COLABORADORES LITERÁRIOS

COLABORADORES LITERÁRIOS
COLABORADORES LITERÁRIOS: Paula Freire, Amaro Mendonça, António Carlos Santos, António Torrão, Fernando Calado, Conceição Marques, Humberto Silva, Silvino Potêncio, António Orlando dos Santos, José Mário Leite. Maria dos Reis Gomes, Manuel Eduardo Pires, António Pires, Luís Abel Carvalho, Carlos Pires, Ernesto Rodrigues, César Urbino Rodrigues e João Cameira.
N.B. As opiniões expressas nos artigos de opinião dos Colaboradores do Blog, apenas vinculam os respetivos autores.

sexta-feira, 7 de junho de 2013

OVO, em Comeres Bragançanos e Transmontanos

“ – Mas nem bocado agora me podia entrar, meu irmão! Com uma galinha inteira me atochei! E depois uma fritada de ovos! E de vinho branco um quartilho!
[in Contos. Eça de Queiroz]

O formidável romancista muito padeceu porque a tentação sobrepunha-se à frugalidade que a sua delicada saúde exigia, adorava galinhas e ovos debaixo de inúmeros preparos, sendo confesso praticante do sétimo pecado mortal – a gula – quando lhe apresentavam ovos queimados. O autor da Cidade e as Serras, atochava uma galinha, cujos ancestrais eram galinhas selvagens do Norte da Índia, e que o homem domesticou por volta de 2000 a.C., mas como se comiam ovos de outras as aves (o ovo sem outra designação é o da galinha), só mais tarde é que ganhou a universalidade. Todos sabemos da existência de outros ovos comercializados, mas é-lhes mencionada a origem: avestruz, codorniz, gansa e pata.
Os egípcios, os gregos e os romanos revelaram-se expeditos criadores de galinhas, tudo indica que estes últimos as introduziram nas ilhas britânicas, os portugueses levaram-nas para o Brasil, os nativos terão visto um galináceo pela primeira vez ao anoitecer de uma sexta-feira, dia 24 de Abril de 1500, segundo a carta de Pêro Vaz de Caminha, o zangado connosco Cristóvão Colombo também as levou na primeira viagem.
Ao longo dos milénios os ovos têm sido considerados como alegoria da abundância e prosperidade, em termos simbólicos considera-se que contém o gérmen a partir do qual se desenvolve a matéria, explicando-se por si só. Os celtas, os gregos, os egípcios, os cananeus, os tibetanos, os vietnamitas, os chineses, os siberianos, os japoneses e outros povos defendiam que o nascimento do mundo partia de um ovo.
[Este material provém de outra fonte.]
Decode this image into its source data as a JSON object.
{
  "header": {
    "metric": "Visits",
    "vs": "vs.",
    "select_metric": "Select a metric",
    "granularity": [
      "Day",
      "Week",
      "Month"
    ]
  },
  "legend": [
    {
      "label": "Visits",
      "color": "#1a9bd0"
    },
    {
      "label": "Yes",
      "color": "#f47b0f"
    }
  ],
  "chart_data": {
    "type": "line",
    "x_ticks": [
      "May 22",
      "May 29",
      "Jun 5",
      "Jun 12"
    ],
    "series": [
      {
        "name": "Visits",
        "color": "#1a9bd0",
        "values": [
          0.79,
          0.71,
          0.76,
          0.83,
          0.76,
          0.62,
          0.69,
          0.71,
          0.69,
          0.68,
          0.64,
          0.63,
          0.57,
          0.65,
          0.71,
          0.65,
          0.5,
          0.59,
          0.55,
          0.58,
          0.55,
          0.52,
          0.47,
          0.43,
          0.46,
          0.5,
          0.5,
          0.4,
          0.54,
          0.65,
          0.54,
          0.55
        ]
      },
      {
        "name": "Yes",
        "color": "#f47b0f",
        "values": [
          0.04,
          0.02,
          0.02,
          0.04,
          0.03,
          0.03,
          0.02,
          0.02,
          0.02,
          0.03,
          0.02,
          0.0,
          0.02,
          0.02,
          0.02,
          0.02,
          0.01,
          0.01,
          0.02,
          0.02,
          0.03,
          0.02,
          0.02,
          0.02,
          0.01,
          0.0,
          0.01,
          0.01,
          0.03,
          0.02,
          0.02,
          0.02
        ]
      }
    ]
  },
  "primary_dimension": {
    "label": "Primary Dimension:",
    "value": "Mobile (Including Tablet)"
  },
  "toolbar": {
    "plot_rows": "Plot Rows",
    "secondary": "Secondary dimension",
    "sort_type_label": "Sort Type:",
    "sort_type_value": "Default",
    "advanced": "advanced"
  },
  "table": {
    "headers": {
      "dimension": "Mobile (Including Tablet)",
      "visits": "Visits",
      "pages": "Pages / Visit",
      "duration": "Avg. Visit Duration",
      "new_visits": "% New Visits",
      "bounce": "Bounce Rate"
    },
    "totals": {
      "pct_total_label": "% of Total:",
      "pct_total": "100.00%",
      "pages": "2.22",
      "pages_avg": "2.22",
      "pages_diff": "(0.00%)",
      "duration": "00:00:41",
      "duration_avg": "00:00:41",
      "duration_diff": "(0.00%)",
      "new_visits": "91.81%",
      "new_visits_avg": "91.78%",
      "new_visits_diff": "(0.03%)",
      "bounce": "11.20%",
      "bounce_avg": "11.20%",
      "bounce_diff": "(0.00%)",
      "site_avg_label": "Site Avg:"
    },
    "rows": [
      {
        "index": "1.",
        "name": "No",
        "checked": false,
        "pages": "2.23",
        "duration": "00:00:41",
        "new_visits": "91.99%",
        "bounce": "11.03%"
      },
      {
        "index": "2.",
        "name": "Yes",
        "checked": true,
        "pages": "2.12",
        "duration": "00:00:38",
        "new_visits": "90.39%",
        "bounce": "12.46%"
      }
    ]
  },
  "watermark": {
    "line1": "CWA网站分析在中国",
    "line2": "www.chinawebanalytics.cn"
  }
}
O ovo cósmico, nascido das águas primordiais, incubado à superfície pela pata Hamsa, diz-se na Índia que é o Espírito, o Alento divino, que se separa em duas metades dando origem ao céu e à terra. Esta dualidade vamos encontrá-la noutras doutrinas, o ovo de Leda dá nascimento a dois Dióscuros, frequentemente, a partir de Eurípides, admitia-se que era a própria Leda quem, devido aos seus amores com Zeus, tinha posto um ovo (ou então dois), gerando os dois casais: Pólux e Clitemnestra, Helena e Castor.
O simbolismo que estabelece a ligação do ovo à génesis do mundo e a sua diferença progressiva continua a ser objecto de estudo, por o aludido gérmen propiciar a multiplicação dos seres. Os espanhóis quando chegaram a Cuzco verificaram que o templo inca de Coricancha exibia como principal ornamento uma placa de ouro de forma oval, flanqueada pelas efígies da Lua e do Sol.
O ovo deu origem a grande número de mitos, é símbolo da renovação periódica da natureza, atente-se na tradição dos ovos de Páscoa, dos ovos coloridos em dezenas de países. O historiador e filósofo das religiões Mircea Eliade, defende que o ovo é: em vez de um nascimento, um retorno, uma repetição.
O ovo é símbolo de maternidade, as imagens da Virgem grávida que podemos observar nas Igrejas e Museus, mostram entre os dedos das mão repousada no ventre cheio, um ovo, o óvulo, por isso são chamadas Senhoras do Ó, a forma do ovo, é a forma da letra o.
Diversas sepulturas, descobertas na Rússia e na Suécia, têm gravados ovos de argila mostrando emblemas de imortalidade e ressurreição, em sepulturas gregas apareceram estátuas de Dionísios com um ovo na mão, promessa e signo de retorno à vida.
O ovo expressa-se em numerosos signos a gerarem teorias que por seu turno deram origem a milhares de livros, a milhares de obras em todas as artes, inspirando poetas e romancistas. O ovo obriga os filósofos a meditar, um dos cineastas mais geniais da história do cinema Ingmar Bergman realizou o Ovo da Serpente, terrível alegoria da peste nazi. A mensagem do génio do mal dissecada por Bergman, é compensada pelo ovo quanto imagem de aconchego, de repouso, de estarmos em sossego no ventre materno.
Terá sido Santo Agostinho quem formulou a ideia de o ovo representar a ressurreição de Cristo, a Igreja a partir do século IV proibiu a sua consumição durante os quarenta dias da Quaresma por ser gordo, aí reside a razão de ser benzido no sábado de aleluia. O interdito levou a grande acumulação de ovos, dessa ocorrência virá o costume da utilização de ovos em jogos, concursos, festas e na confecção de comeres e lambiscos, caso das bolas e folares. Até ao século XVII, os ovos pintados e coloridos apenas se ofereciam no dia de Páscoa.
Alimento completo, a casca de um ovo de galinha de sessenta gramas pesa sete, é calcária, porosa e forrada por uma membrana, no espaço mais arredondado tem um espaço chamado câmara-de-ar, que aumenta de volume à medida que o ovo envelhece, quanto menos fresco for o ovo, mais ele flutua junto à superfície num tacho de água. A clara, trinta e cinco gramas de massa translúcida de água e albumina, a gema dezoito gramas contém o germe (visível se o ovo está fecundado, a não impedir o ser comido), mais a lectina (gorduras com fósforo), o ferro, as vitaminas A, B, D, e E, são a sua essência. Alimento plenamente equilibrado o ovo é relativamente pouco energético, setenta e seis calorias, contém todos os ácidos aminados imprescindíveis ao homem.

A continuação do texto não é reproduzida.